Suggestion: dynamic array operations

Thu Sep 7 05:34:50 PDT 2006

On Wed, 06 Sep 2006 15:43:42 -0700, Sean Kelly <sean at f4.ca> wrote:

>Gregor Richards wrote:
>> Erm, totally misread everything.  Wowza.

No problem.

To be honest, I regretted posting. I have a habit of being too abrupt
and causing offense. Plus I have a lot of time on my hands ATM, and
getting bored and writing reams on silly stuff can easily end up
looking like criticism. Sorry if thats what happened.

>Not necessarily.  Appending to an array that doubles its size on 
>reallocations is an amortized O(1) operation.

That reminds me of an article in Dr. Dobbs, back when I subscribed.
Got a few good ideas from that. It might be time to get their latest
CD again, if I can afford it ;-)

Array size doubling can sound like a terrible waste of memory, or at
least it did to me when I first read about it. But then again,
efficiency with data structures is all about trade-offs.

I have a thing about multiway trees (B trees, B+ trees, etc). In
memory, not just on disk. Compared with binary trees, they have better
locality and cause less heap fragmentation for the same reasons that
arrays do, though not to the same extreme. But if you like multiway
trees, it is absurd to complain about the memory waste when doing
array size doubling. Both guarantee that the memory allocated is at
least 50% used, barring very very small datasets, but multiway trees
have per-node overheads. And (for B+-style trees) branch nodes that
don't hold data items at all.

Data structures are kind of a horses for courses thing. These days,
you can get away with a lot while using whatevers to hand. Bung a few
thousand items in any container and you won't have much to worry
about. Custom allocators can fix a lot of problems even when they do
show up. Even so, those choices always have costs as well as benefits,
as the dataset gets bigger, and those costs can sometimes be a big
problem.

I was surprised to see hash tables built into D. I had that one in my
'scripting language' stereotype. But it's probably a good thing.
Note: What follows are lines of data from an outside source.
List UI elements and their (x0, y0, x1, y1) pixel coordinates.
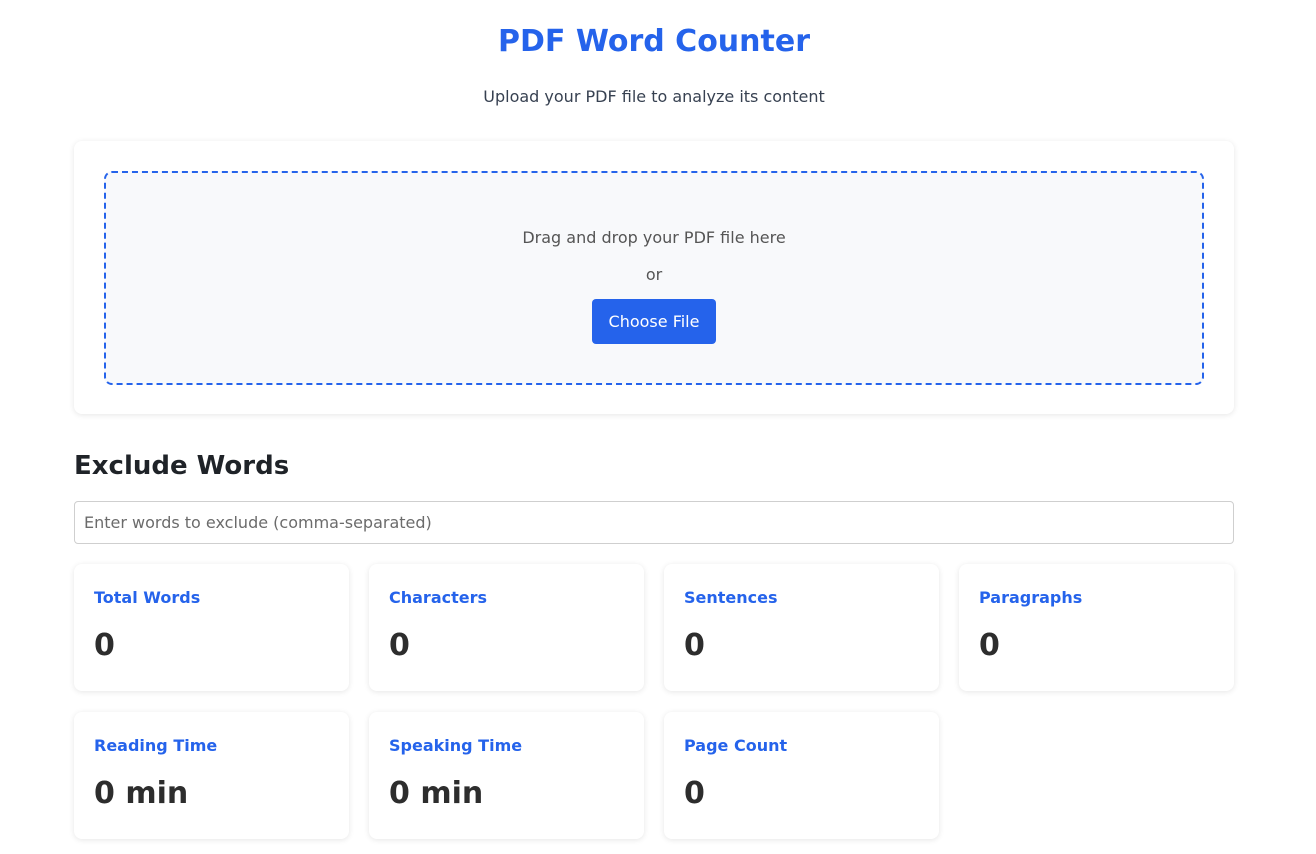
stat-label: Page Count (684, 736, 788, 755)
stat-card-characters: Characters 0 (369, 564, 644, 691)
upload-card: Drag and drop your PDF file here or Choo… (74, 141, 1234, 414)
drop-instructions: Drag and drop your PDF file here (522, 228, 786, 247)
stat-value: 0 (94, 628, 115, 663)
stat-card-page-count: Page Count 0 (664, 712, 939, 839)
stat-card-total-words: Total Words 0 (74, 564, 349, 691)
stat-card-sentences: Sentences 0 (664, 564, 939, 691)
stat-label: Sentences (684, 588, 778, 607)
stat-value: 0 (389, 628, 410, 663)
exclude-words-input[interactable] (74, 501, 1234, 544)
page-title: PDF Word Counter (498, 24, 810, 59)
pdf-dropzone[interactable]: Drag and drop your PDF file here or Choo… (104, 171, 1204, 385)
stat-label: Reading Time (94, 736, 218, 755)
stat-card-speaking-time: Speaking Time 0 min (369, 712, 644, 839)
stat-card-paragraphs: Paragraphs 0 (959, 564, 1234, 691)
stat-value: 0 (979, 628, 1000, 663)
stat-card-reading-time: Reading Time 0 min (74, 712, 349, 839)
stat-label: Total Words (94, 588, 201, 607)
stat-value: 0 min (389, 776, 484, 811)
page: PDF Word Counter Upload your PDF file to… (0, 0, 1316, 854)
stat-label: Speaking Time (389, 736, 523, 755)
page-subtitle: Upload your PDF file to analyze its cont… (483, 87, 825, 106)
stat-value: 0 (684, 776, 705, 811)
stat-label: Characters (389, 588, 488, 607)
exclude-words-heading: Exclude Words (74, 451, 290, 481)
stat-value: 0 min (94, 776, 189, 811)
stat-value: 0 (684, 628, 705, 663)
choose-file-button[interactable]: Choose File (592, 299, 716, 344)
or-separator: or (645, 265, 663, 284)
stat-label: Paragraphs (979, 588, 1083, 607)
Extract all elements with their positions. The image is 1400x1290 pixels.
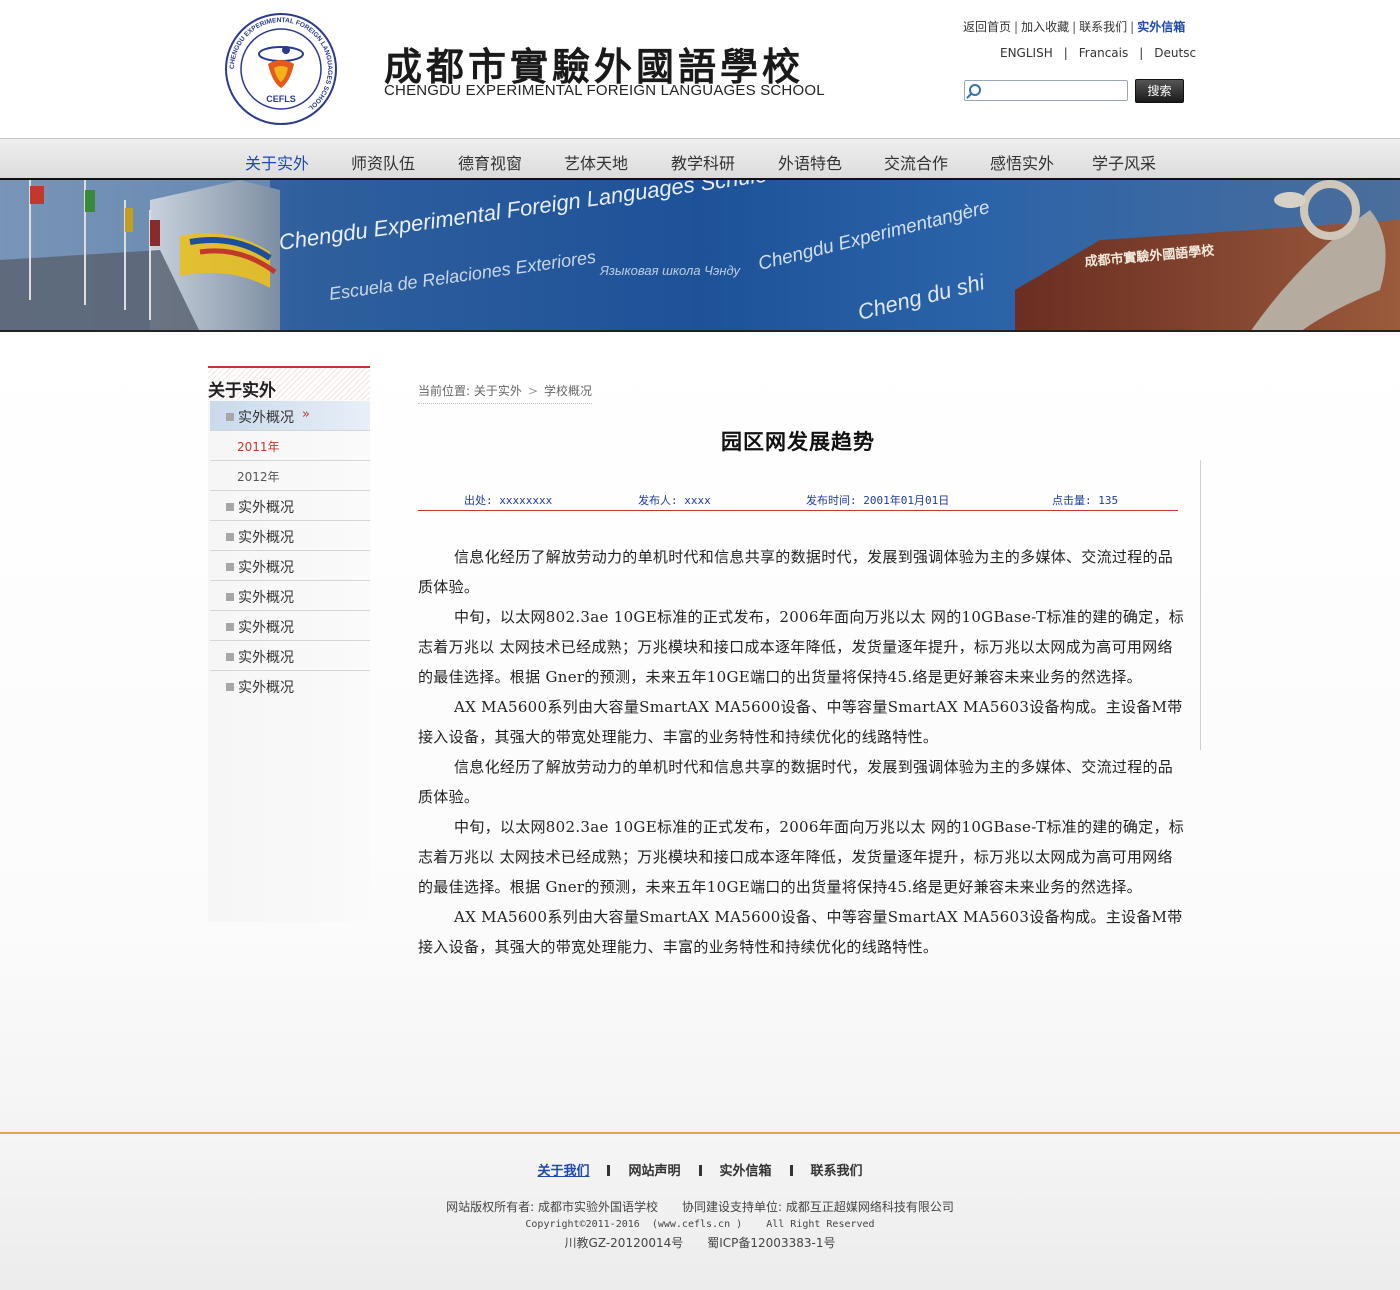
nav-item-moral[interactable]: 德育视窗 <box>458 150 522 174</box>
sidebar-subitem-2011[interactable]: 2011年 <box>210 431 370 461</box>
footer-link-about[interactable]: 关于我们 <box>537 1164 589 1179</box>
sidebar-title: 关于实外 <box>208 366 370 401</box>
language-links: ENGLISH | Francais | Deutsc <box>1000 46 1196 60</box>
banner-text: Chengdu Experimental Foreign Languages S… <box>277 180 769 255</box>
nav-item-exchange[interactable]: 交流合作 <box>884 150 948 174</box>
separator: | <box>1139 46 1144 60</box>
nav-item-students[interactable]: 学子风采 <box>1092 150 1156 174</box>
breadcrumb-prefix: 当前位置: <box>418 384 471 398</box>
divider <box>698 1165 702 1176</box>
separator: | <box>1063 46 1068 60</box>
bookmark-link[interactable]: 加入收藏 <box>1021 20 1069 34</box>
footer-link-statement[interactable]: 网站声明 <box>628 1164 680 1179</box>
nav-item-research[interactable]: 教学科研 <box>671 150 735 174</box>
nav-item-faculty[interactable]: 师资队伍 <box>351 150 415 174</box>
meta-hits: 点击量: 135 <box>1052 494 1119 507</box>
banner-text: Chengdu Experimentangère <box>756 197 992 275</box>
breadcrumb-item[interactable]: 关于实外 <box>474 384 522 398</box>
site-footer: 关于我们 网站声明 实外信箱 联系我们 网站版权所有者: 成都市实验外国语学校 协同建设… <box>0 1132 1400 1290</box>
article-paragraph: 信息化经历了解放劳动力的单机时代和信息共享的数据时代，发展到强调体验为主的多媒体… <box>418 758 1174 806</box>
bullet-icon <box>226 683 234 691</box>
separator: | <box>1014 20 1019 34</box>
top-links: 返回首页 | 加入收藏 | 联系我们 | 实外信箱 <box>963 18 1185 35</box>
sidebar-item[interactable]: 实外概况 <box>210 671 370 701</box>
article-title: 园区网发展趋势 <box>721 430 875 454</box>
divider <box>607 1165 611 1176</box>
sidebar-subitem-2012[interactable]: 2012年 <box>210 461 370 491</box>
school-name-en: CHENGDU EXPERIMENTAL FOREIGN LANGUAGES S… <box>384 82 825 99</box>
search-input[interactable] <box>987 82 1127 101</box>
divider <box>789 1165 793 1176</box>
nav-item-language[interactable]: 外语特色 <box>778 150 842 174</box>
meta-author: 发布人: xxxx <box>638 494 711 507</box>
support-unit: 协同建设支持单位: 成都互正超媒网络科技有限公司 <box>681 1200 954 1214</box>
divider <box>1200 460 1201 750</box>
school-logo[interactable]: CHENGDU EXPERIMENTAL FOREIGN LANGUAGES S… <box>224 12 338 126</box>
search-button[interactable]: 搜索 <box>1135 79 1184 103</box>
icp-license: 蜀ICP备12003383-1号 <box>707 1236 836 1250</box>
breadcrumb: 当前位置: 关于实外 > 学校概况 <box>418 382 592 404</box>
lang-german[interactable]: Deutsc <box>1154 46 1196 60</box>
meta-source: 出处: xxxxxxxx <box>464 494 553 507</box>
search-icon <box>969 84 981 96</box>
article-paragraph: 信息化经历了解放劳动力的单机时代和信息共享的数据时代，发展到强调体验为主的多媒体… <box>418 548 1174 596</box>
footer-link-mailbox[interactable]: 实外信箱 <box>720 1164 772 1179</box>
main-nav: 关于实外 师资队伍 德育视窗 艺体天地 教学科研 外语特色 交流合作 感悟实外 … <box>0 138 1400 180</box>
banner-graphic: Chengdu Experimental Foreign Languages S… <box>0 180 1400 330</box>
article-paragraph: AX MA5600系列由大容量SmartAX MA5600设备、中等容量Smar… <box>418 698 1183 746</box>
nav-item-about[interactable]: 关于实外 <box>245 150 309 174</box>
logo-text: CEFLS <box>266 94 296 104</box>
bullet-icon <box>226 623 234 631</box>
nav-item-arts[interactable]: 艺体天地 <box>564 150 628 174</box>
sidebar-item[interactable]: 实外概况 <box>210 641 370 671</box>
bullet-icon <box>226 593 234 601</box>
breadcrumb-item[interactable]: 学校概况 <box>544 384 592 398</box>
banner-text: Escuela de Relaciones Exteriores <box>328 247 597 304</box>
copyright-owner: 网站版权所有者: 成都市实验外国语学校 <box>446 1200 658 1214</box>
article-meta: 出处: xxxxxxxx 发布人: xxxx 发布时间: 2001年01月01日… <box>418 490 1178 511</box>
lang-french[interactable]: Francais <box>1079 46 1128 60</box>
bullet-icon <box>226 503 234 511</box>
meta-date: 发布时间: 2001年01月01日 <box>806 494 950 507</box>
home-link[interactable]: 返回首页 <box>963 20 1011 34</box>
banner-image: Chengdu Experimental Foreign Languages S… <box>0 180 1400 332</box>
article-paragraph: 中旬，以太网802.3ae 10GE标准的正式发布，2006年面向万兆以太 网的… <box>418 818 1185 896</box>
footer-links: 关于我们 网站声明 实外信箱 联系我们 <box>0 1160 1400 1179</box>
search-box <box>964 80 1128 101</box>
bullet-icon <box>226 533 234 541</box>
icp-license: 川教GZ-20120014号 <box>564 1236 684 1250</box>
chevron-right-icon: » <box>302 407 310 422</box>
sidebar-item[interactable]: 实外概况 <box>210 521 370 551</box>
nav-item-reflection[interactable]: 感悟实外 <box>990 150 1054 174</box>
separator: | <box>1130 20 1135 34</box>
footer-link-contact[interactable]: 联系我们 <box>811 1164 863 1179</box>
article-paragraph: AX MA5600系列由大容量SmartAX MA5600设备、中等容量Smar… <box>418 908 1183 956</box>
article-body: 信息化经历了解放劳动力的单机时代和信息共享的数据时代，发展到强调体验为主的多媒体… <box>418 542 1188 962</box>
sidebar-item-current[interactable]: 实外概况 » <box>210 401 370 431</box>
bullet-icon <box>226 653 234 661</box>
copyright-line: Copyright©2011-2016 (www.cefls.cn ) All … <box>525 1219 875 1230</box>
mailbox-link[interactable]: 实外信箱 <box>1137 20 1185 34</box>
sidebar-item[interactable]: 实外概况 <box>210 611 370 641</box>
site-header: CHENGDU EXPERIMENTAL FOREIGN LANGUAGES S… <box>0 0 1400 138</box>
sidebar: 关于实外 实外概况 » 2011年 2012年 实外概况 实外概况 实外概况 实… <box>208 366 370 922</box>
separator: | <box>1072 20 1077 34</box>
sidebar-item[interactable]: 实外概况 <box>210 551 370 581</box>
bullet-icon <box>226 413 234 421</box>
footer-info: 网站版权所有者: 成都市实验外国语学校 协同建设支持单位: 成都互正超媒网络科技有… <box>0 1198 1400 1252</box>
contact-link[interactable]: 联系我们 <box>1079 20 1127 34</box>
banner-text: Языковая школа Чэнду <box>599 263 742 278</box>
sidebar-item[interactable]: 实外概况 <box>210 581 370 611</box>
banner-text: Cheng du shi <box>855 269 988 325</box>
bullet-icon <box>226 563 234 571</box>
lang-english[interactable]: ENGLISH <box>1000 46 1053 60</box>
sidebar-item[interactable]: 实外概况 <box>210 491 370 521</box>
chevron-right-icon: > <box>527 384 538 398</box>
article-paragraph: 中旬，以太网802.3ae 10GE标准的正式发布，2006年面向万兆以太 网的… <box>418 608 1185 686</box>
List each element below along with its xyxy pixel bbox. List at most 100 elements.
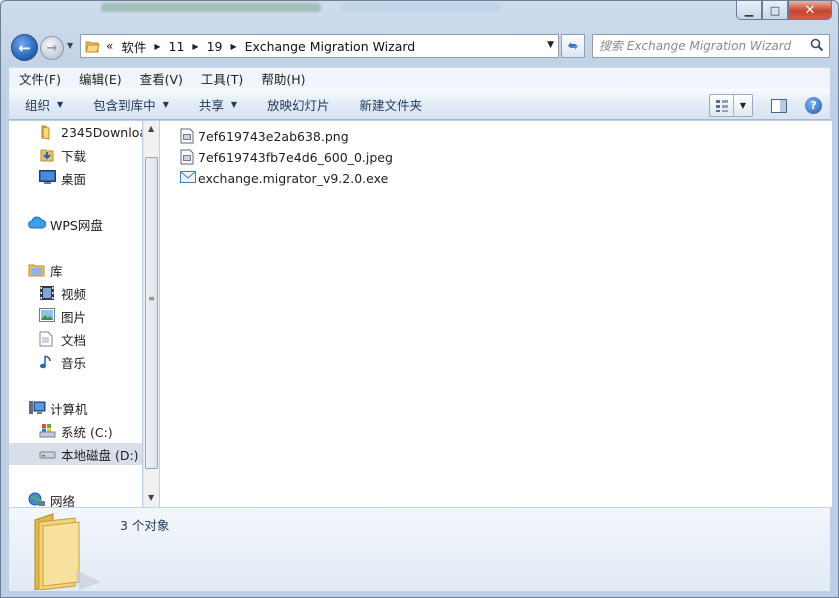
- computer-icon: [28, 400, 46, 416]
- change-view-button[interactable]: ▼: [709, 94, 753, 117]
- nav-item-documents[interactable]: 文档: [9, 328, 142, 350]
- nav-item-videos[interactable]: 视频: [9, 282, 142, 304]
- recent-pages-dropdown[interactable]: ▼: [67, 41, 73, 50]
- organize-button[interactable]: 组织 ▼: [9, 95, 77, 114]
- file-name: 7ef619743fb7e4d6_600_0.jpeg: [198, 149, 393, 165]
- nav-item-label: 系统 (C:): [61, 424, 113, 440]
- slideshow-button[interactable]: 放映幻灯片: [251, 95, 344, 114]
- library-icon: [28, 262, 45, 278]
- preview-pane-icon: [771, 98, 787, 113]
- nav-item-label: 下载: [61, 148, 87, 164]
- breadcrumb-separator-icon[interactable]: ▶: [154, 42, 160, 51]
- menu-bar: 文件(F) 编辑(E) 查看(V) 工具(T) 帮助(H): [9, 67, 830, 89]
- item-count: 3 个对象: [120, 518, 170, 533]
- include-library-label: 包含到库中: [93, 98, 156, 113]
- glass-decoration: [101, 3, 321, 12]
- nav-item-desktop[interactable]: 桌面: [9, 167, 142, 189]
- nav-item-label: 图片: [61, 309, 87, 325]
- menu-file[interactable]: 文件(F): [9, 69, 69, 88]
- preview-pane-button[interactable]: [769, 97, 789, 115]
- search-box[interactable]: [592, 34, 830, 58]
- file-list: 7ef619743e2ab638.png 7ef619743fb7e4d6_60…: [160, 121, 832, 507]
- minimize-button[interactable]: ▁: [736, 1, 762, 20]
- caption-buttons: ▁ □ ✕: [736, 1, 832, 20]
- nav-item-computer[interactable]: 计算机: [9, 397, 142, 419]
- image-file-icon: [180, 128, 195, 144]
- nav-item-label: 音乐: [61, 355, 87, 371]
- navigation-pane: 2345Downloads 下载 桌面 WPS网盘 库 视频 图片 文档: [9, 121, 142, 507]
- video-icon: [39, 285, 56, 301]
- minimize-icon: ▁: [744, 3, 754, 17]
- refresh-button[interactable]: [561, 34, 585, 58]
- help-button[interactable]: ?: [805, 97, 822, 114]
- nav-item-local-disk-d[interactable]: 本地磁盘 (D:): [9, 443, 142, 465]
- breadcrumb-overflow[interactable]: «: [106, 39, 113, 53]
- file-name: 7ef619743e2ab638.png: [198, 128, 349, 144]
- nav-item-label: 2345Downloads: [61, 124, 142, 140]
- share-button[interactable]: 共享 ▼: [183, 95, 251, 114]
- back-button[interactable]: ←: [11, 34, 38, 61]
- nav-item-label: 网络: [50, 493, 76, 508]
- menu-edit[interactable]: 编辑(E): [69, 69, 130, 88]
- close-button[interactable]: ✕: [788, 1, 832, 20]
- nav-item-wps-cloud[interactable]: WPS网盘: [9, 213, 142, 235]
- breadcrumb-separator-icon[interactable]: ▶: [192, 42, 198, 51]
- nav-item-downloads[interactable]: 下载: [9, 144, 142, 166]
- nav-item-network[interactable]: 网络: [9, 489, 142, 507]
- pictures-icon: [39, 308, 56, 324]
- list-item[interactable]: 7ef619743fb7e4d6_600_0.jpeg: [180, 147, 393, 167]
- maximize-button[interactable]: □: [762, 1, 788, 20]
- maximize-icon: □: [769, 3, 781, 17]
- downloads-icon: [39, 147, 56, 163]
- include-in-library-button[interactable]: 包含到库中 ▼: [77, 95, 183, 114]
- scrollbar-thumb[interactable]: [145, 157, 158, 469]
- navigation-scrollbar[interactable]: ▲ ≡ ▼: [143, 121, 159, 507]
- nav-item-pictures[interactable]: 图片: [9, 305, 142, 327]
- breadcrumb-separator-icon[interactable]: ▶: [230, 42, 236, 51]
- command-bar: 组织 ▼ 包含到库中 ▼ 共享 ▼ 放映幻灯片 新建文件夹 ▼ ?: [9, 89, 830, 120]
- nav-item-label: 本地磁盘 (D:): [61, 447, 139, 463]
- list-item[interactable]: exchange.migrator_v9.2.0.exe: [180, 168, 388, 188]
- nav-item-libraries[interactable]: 库: [9, 259, 142, 281]
- system-drive-icon: [39, 423, 56, 439]
- organize-label: 组织: [25, 98, 51, 113]
- forward-button[interactable]: →: [40, 36, 64, 60]
- chevron-down-icon: ▼: [57, 100, 64, 109]
- nav-item-label: 文档: [61, 332, 87, 348]
- search-icon[interactable]: [810, 38, 824, 55]
- close-icon: ✕: [804, 2, 816, 18]
- view-controls: ▼ ?: [709, 94, 822, 117]
- arrow-right-icon: →: [46, 40, 58, 56]
- scroll-down-icon[interactable]: ▼: [148, 493, 154, 502]
- explorer-window: ▁ □ ✕ ← → ▼ « 软件 ▶ 11 ▶ 19 ▶ Exchange Mi…: [0, 0, 839, 598]
- chevron-down-icon[interactable]: ▼: [734, 101, 752, 110]
- view-icon: [710, 95, 734, 116]
- new-folder-button[interactable]: 新建文件夹: [344, 95, 437, 114]
- drive-icon: [39, 446, 56, 462]
- image-file-icon: [180, 149, 195, 165]
- address-history-dropdown[interactable]: ▼: [547, 40, 554, 50]
- address-bar[interactable]: « 软件 ▶ 11 ▶ 19 ▶ Exchange Migration Wiza…: [80, 34, 559, 58]
- menu-help[interactable]: 帮助(H): [251, 69, 313, 88]
- breadcrumb-item[interactable]: 11: [169, 39, 185, 54]
- nav-item-system-c[interactable]: 系统 (C:): [9, 420, 142, 442]
- exe-file-icon: [180, 170, 196, 186]
- nav-item-music[interactable]: 音乐: [9, 351, 142, 373]
- list-item[interactable]: 7ef619743e2ab638.png: [180, 126, 349, 146]
- breadcrumb-item[interactable]: Exchange Migration Wizard: [245, 39, 416, 54]
- nav-item-2345downloads[interactable]: 2345Downloads: [9, 121, 142, 143]
- breadcrumb-item[interactable]: 19: [207, 39, 223, 54]
- nav-item-label: 视频: [61, 286, 87, 302]
- chevron-down-icon: ▼: [162, 100, 169, 109]
- cloud-icon: [28, 216, 47, 232]
- nav-item-label: 计算机: [50, 401, 88, 417]
- scroll-up-icon[interactable]: ▲: [148, 124, 154, 133]
- breadcrumb-item[interactable]: 软件: [121, 37, 146, 56]
- folder-icon: [84, 38, 100, 54]
- grip-icon: ≡: [148, 294, 155, 303]
- desktop-icon: [39, 170, 56, 186]
- menu-tools[interactable]: 工具(T): [191, 69, 251, 88]
- menu-view[interactable]: 查看(V): [130, 69, 191, 88]
- help-icon: ?: [810, 99, 817, 112]
- search-input[interactable]: [599, 35, 804, 56]
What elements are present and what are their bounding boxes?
But I still think there should be alternative containers in the
library (assuming they're not there anyway and I've just missed them).
I know the term 'perfect hash', but the term is precisely that - not
'perfect container'! There are things that hashtables can't do (or at
least, can't do very efficiently for large datasets) like in-order
iterating or picking out an ordered subrange.

-- 
Remove 'wants' and 'nospam' from e-mail.